Wednesday, July 25, 2012
That's what it says on my wrist in the picture to the left here. "Thank you." I thought today about getting it tattooed there, as I really want to cultivate this prayer, this constant gratitude. I want it there when things are delightful and when they are full of pain. I want to have gratitude for every experience as it teaches me more and more about the ways of the world and the ways of us humans and the inner workings of this precious and wonderful being named Mahfam, she: the visage of the moon, the color of the light of the moon. Moon-face, my soft light casting a pool for you to dance in or run away from into the shadows or simply use as a stage to act out your relationships with your demons or your ghosts or your beloveds, toward me (but always actually toward you.) This moonlight thanks you; for whatever you bring, for whoever you are. I thank you.
I had an outburst on the street today. I was walking my somatics practitioner's dog, and, as happens when I am out for a stroll in just about any neighborhood, I was greeting most of the people I encountered with a simple hello. Three men were working on a car. I greeted one of them, ignored the one under the vehicle, then greeted the third. He said, "Hello there, beautiful." Maybe I am overly sensitive about this word. Maybe you didn't hear his tone, so you don't know how disgusting it sounded.
I said, "Can't we just greet one another without remarking on each others' physical appearance?" or some such thing. He was immediately angry. A slurry of words poured out of his mouth as I walked away. I ignored most of them until I heard, "Snotty bitch."
I became all rage. It was ugly and justified and dignified and reminiscent of what once was still permissible to call, "ghetto." I'm pretty certain that for some people, "hell" is Mahfam turning around and snarling, "WHAT did you say?"
You heard me. No, I didn't hear you, which is why I'm asking you what the hell did you say? Keep walking, bitch. You betta watch that mouth! Get yo n**** to come back and say that. Get my WHAT? Get yo man to come step to me. I don't need no muthafuckin' MAN to come say nothing to you. I speak for myself. You better shut your mouth, rude motherfucker. You keep walking, bitch. You watch your mouth and YOU, YOU tell your boy to watch his mouth. Get on down the street, keep walking. I'm about to do that anyway! Fool!

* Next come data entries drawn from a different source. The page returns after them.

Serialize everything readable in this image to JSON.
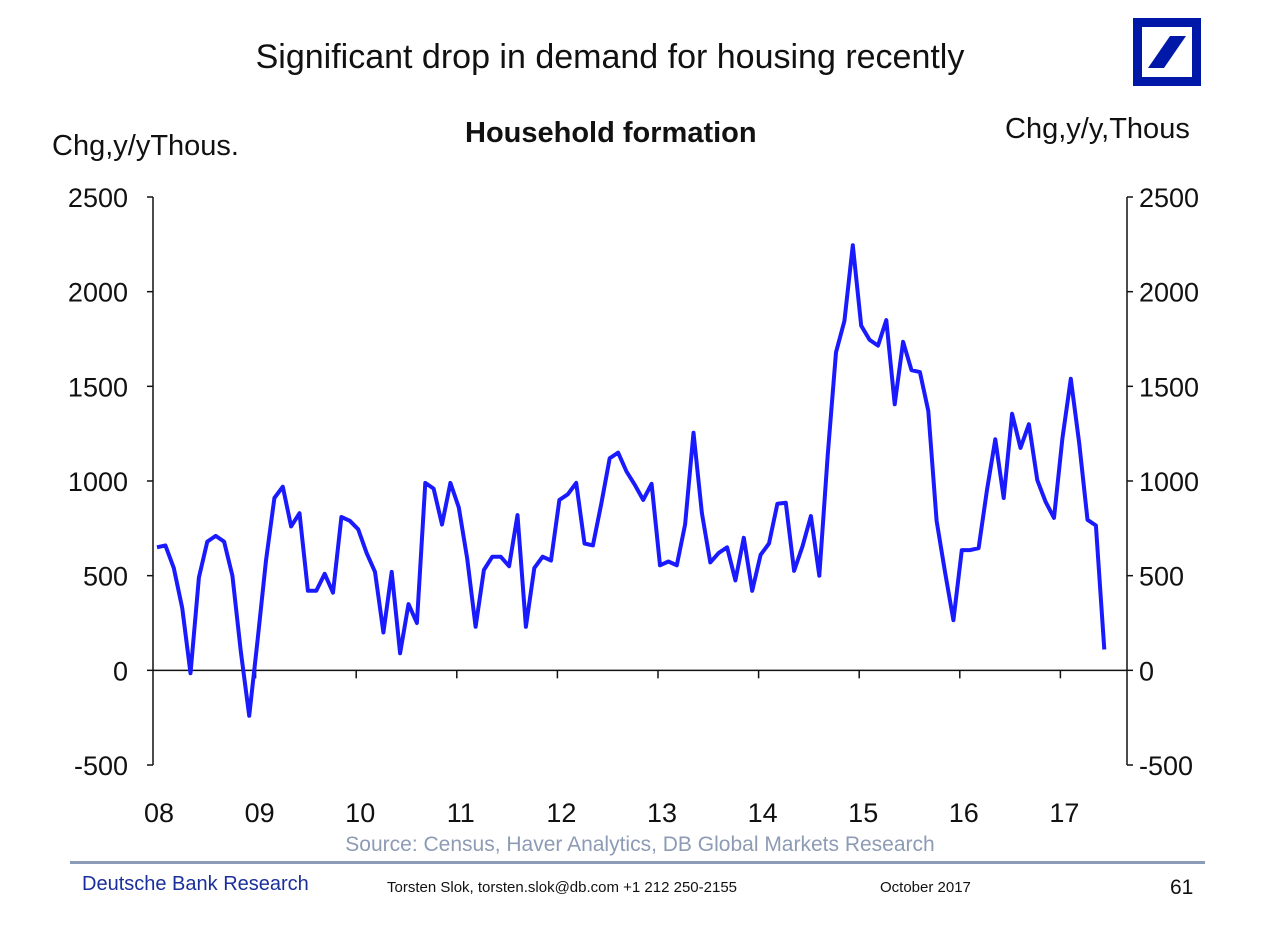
{
  "header": {
    "title": "Significant drop in demand for housing recently",
    "logo": "Deutsche Bank logo"
  },
  "footer": {
    "source": "Source: Census, Haver Analytics, DB Global Markets Research",
    "brand": "Deutsche Bank Research",
    "contact": "Torsten Slok, torsten.slok@db.com  +1 212 250-2155",
    "date": "October  2017",
    "page": "61"
  },
  "colors": {
    "line": "#1a1aff",
    "logo": "#0018a8",
    "source": "#8d9bb5",
    "brand": "#1b2f9c"
  },
  "chart_data": {
    "type": "line",
    "title": "Household formation",
    "ylabel_left": "Chg,y/yThous.",
    "ylabel_right": "Chg,y/y,Thous",
    "ylim": [
      -500,
      2500
    ],
    "yticks": [
      "2500",
      "2000",
      "1500",
      "1000",
      "500",
      "0",
      "-500"
    ],
    "xticks": [
      "08",
      "09",
      "10",
      "11",
      "12",
      "13",
      "14",
      "15",
      "16",
      "17"
    ],
    "grid": false,
    "x": [
      "2008-01",
      "2008-02",
      "2008-03",
      "2008-04",
      "2008-05",
      "2008-06",
      "2008-07",
      "2008-08",
      "2008-09",
      "2008-10",
      "2008-11",
      "2008-12",
      "2009-01",
      "2009-02",
      "2009-03",
      "2009-04",
      "2009-05",
      "2009-06",
      "2009-07",
      "2009-08",
      "2009-09",
      "2009-10",
      "2009-11",
      "2009-12",
      "2010-01",
      "2010-02",
      "2010-03",
      "2010-04",
      "2010-05",
      "2010-06",
      "2010-07",
      "2010-08",
      "2010-09",
      "2010-10",
      "2010-11",
      "2010-12",
      "2011-01",
      "2011-02",
      "2011-03",
      "2011-04",
      "2011-05",
      "2011-06",
      "2011-07",
      "2011-08",
      "2011-09",
      "2011-10",
      "2011-11",
      "2011-12",
      "2012-01",
      "2012-02",
      "2012-03",
      "2012-04",
      "2012-05",
      "2012-06",
      "2012-07",
      "2012-08",
      "2012-09",
      "2012-10",
      "2012-11",
      "2012-12",
      "2013-01",
      "2013-02",
      "2013-03",
      "2013-04",
      "2013-05",
      "2013-06",
      "2013-07",
      "2013-08",
      "2013-09",
      "2013-10",
      "2013-11",
      "2013-12",
      "2014-01",
      "2014-02",
      "2014-03",
      "2014-04",
      "2014-05",
      "2014-06",
      "2014-07",
      "2014-08",
      "2014-09",
      "2014-10",
      "2014-11",
      "2014-12",
      "2015-01",
      "2015-02",
      "2015-03",
      "2015-04",
      "2015-05",
      "2015-06",
      "2015-07",
      "2015-08",
      "2015-09",
      "2015-10",
      "2015-11",
      "2015-12",
      "2016-01",
      "2016-02",
      "2016-03",
      "2016-04",
      "2016-05",
      "2016-06",
      "2016-07",
      "2016-08",
      "2016-09",
      "2016-10",
      "2016-11",
      "2016-12",
      "2017-01",
      "2017-02",
      "2017-03",
      "2017-04",
      "2017-05",
      "2017-06"
    ],
    "series": [
      {
        "values": [
          650,
          660,
          540,
          330,
          -15,
          490,
          680,
          710,
          680,
          500,
          100,
          -240,
          160,
          580,
          910,
          970,
          760,
          830,
          420,
          420,
          510,
          410,
          810,
          790,
          745,
          620,
          520,
          200,
          520,
          90,
          350,
          250,
          990,
          960,
          770,
          990,
          860,
          590,
          230,
          530,
          600,
          600,
          550,
          820,
          230,
          540,
          600,
          580,
          900,
          930,
          990,
          670,
          660,
          880,
          1120,
          1150,
          1050,
          980,
          900,
          985,
          555,
          575,
          555,
          770,
          1255,
          830,
          570,
          620,
          650,
          475,
          700,
          420,
          610,
          670,
          880,
          885,
          525,
          655,
          815,
          500,
          1135,
          1680,
          1845,
          2245,
          1820,
          1745,
          1715,
          1850,
          1405,
          1735,
          1585,
          1575,
          1370,
          790,
          520,
          265,
          635,
          635,
          645,
          950,
          1220,
          910,
          1355,
          1175,
          1300,
          1005,
          890,
          805,
          1225,
          1540,
          1200,
          795,
          765,
          110
        ]
      }
    ]
  }
}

All because of the word, "beautiful," I suppose. But, boy. Boy oh boy, you little, sad boy. You don't know how beautiful I am. You see some long curly hair and a shoulder poking out of a long, loose sweater, and the assumptions you make and the socialization that they are based on disrespect the both of us. You have no idea just how beautiful I am. I am not a walking piece of ass, nor a walking pretty face, and I refuse to be regarded as such. You are not just some inappropriate and misogynistic language, and you don't deserve to be regarded as such. And yes, sometimes that still means I will shout behind me while walking down the street so that you do not get to have the last damn misogynistic word. As much as it sucks to get more attached to the last word and the being right than to just let the hurtful stuff cycle through and compost, muthafucka I needed you to hear that it is not okay to talk to me that way. Even if you couldn't hear it, I guess I needed to say it.
We all suffer from patriarchy. When we pass each other on the street and what could have been a friendly exchange between neighbors turns into a remark about my appearance turns into a request to please not make such remarks turns into a war of words, we've both lost, my friend. We could have had a true human connection, and instead we are both suffering.
Thank you. Thank you for reminding me that we both/all suffer from this sickness. Thank you for giving me an opportunity to examine a way my reactions have contributed to a furtherance of suffering as opposed to an easing of suffering.
And, I'm sorry. I'm sorry for you and I'm sorry for me. I'm sorry that we spoke to each other in the ways that we did. I'm grateful to have learned from it.